Size certainly wasn't important at Saturday's Far North's Got Talent 2018 finals at Te Ahu in Kaitaia.
The junior title went to Taimania Conrad, a tiny 9-year-old from Te Kao, who lit up her audience with a spine-tingling karanga, waiata and kapa haka performance, but was lost for words when she heard she had won the trophy, which was almost as big as she was, and $800.
Runner-up, and crowd favourite, was Tiare Lanigan (Taipa Area School).
The senior section was hotly contested by dancers, vocalists and musicians, hip-hop dance crew Hush, from various Far North schools, taking the title with a conceptual dance number about Red Riding Hood.
Runners-up were brothers Manawanui and Te Hauora Tawhara-Crown, aka Zentarge, who combined a stunning musical performance with comedy, Manawanui saying he planned to spend his share of the $500 prize money on hair products to tame his sensational afro.
Stars come out at Te Ahu
The 2018 Far North's Got Talent organisers promised that the stars would come out at Te Ahu on Saturday, and come out they did, right from the first act, the junior finalists' rendition of Sara Bareilles' Brave, their harmonies and confidence belying their few short months of preparation.
Noah McBirney Warnes (Pukenui) told the audience that he sang because it made him feel happy, and to inspire other children to try it.
The Far North's Got Talent Band, which supported the finalists, included musical director Jonathan Pirini, who took time out from his studies in Wellington to be there, while the line-up included previous finalists Caleb Cross, Jackson Taylor and Canary Herbert (Far North Voice 2013), Kapowairua Waitai (FNGT 2017), the heat judges and coaches, Riqi Harawira and Soulsista Aotearoa, and local hip hop dancers Damon Semenoff and Esera Saulo.

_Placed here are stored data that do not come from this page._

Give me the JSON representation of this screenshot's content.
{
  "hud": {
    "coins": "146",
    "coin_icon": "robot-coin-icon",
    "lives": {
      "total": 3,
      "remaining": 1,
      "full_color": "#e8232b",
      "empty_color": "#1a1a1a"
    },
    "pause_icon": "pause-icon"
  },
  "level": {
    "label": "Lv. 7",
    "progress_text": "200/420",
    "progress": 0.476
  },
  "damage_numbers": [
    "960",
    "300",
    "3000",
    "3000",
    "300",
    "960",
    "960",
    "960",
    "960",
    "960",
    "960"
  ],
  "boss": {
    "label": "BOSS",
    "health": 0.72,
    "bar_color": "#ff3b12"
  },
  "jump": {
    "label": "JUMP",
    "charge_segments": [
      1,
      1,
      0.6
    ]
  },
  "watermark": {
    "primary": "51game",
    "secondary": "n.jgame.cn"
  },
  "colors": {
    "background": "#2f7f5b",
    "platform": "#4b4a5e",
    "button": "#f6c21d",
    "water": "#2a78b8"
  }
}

The guest judges for the finals were Tina Cross, for a second year, Pere Wihongi, an avid supporter and promoter of te reo in music and MC at the first 2016 show, Majic Paora, for the third time, and multi-platinum, multi-award-winning singer, songwriter, producer, former New Zealand's Got Talent judge Jason Kerrison. MCs Luke (The Birdman) Bird and Miss Kihi also returned for another year.
Tina Cross urged the finalists to do what they loved and what they were passionate about, Jason telling them not to compare themselves to others.
"Use your nerves, use that energy to help your performance," he said.
Shine on Kaitaia project manager and FNGT event director Micah Tawhara was thrilled with the standard of the finalists, and the supportive crowd from around the Far North that assembled to hear them.
"Another amazing season thanks to many people bringing their skills and passion together for our youth, our future," she said.
"These kids are the stars, and we all love doing this mahi to help them shine brighter.
"A couple of bonuses this year was having Arotahi AIA youth group fully hands-on with stage management, thanks to Derek Ashley and Mihi Henare's guidance leading up to and during the event, and having members of the Tai Tokerau Maori Wardens Association provide security."
Shine on Kaitaia also wished to thank the "many, many" volunteers and sponsors who gave their time, money and expertise to the event.
The Far North District Council and Te Hiku Community Board approved an events grant to He Whanau Marama Trust to assist with costs, while Shutterbug Photography, Signs of Life, NZ Surf Bros, Tawhara Law, Te Hiku Media, Te Kura Kaupapa Maori o Pukemiro, Kaitaia College, Mauri Botanicals, Manaia Designs, Music Workshop, Te Ahu Trust, The Orana and main resource sponsor Te Rarawa all contributed to its success of the event.
Finalists chosen from each section will now have an opportunity to record their music, and make a music video, thanks to Te Rarawa.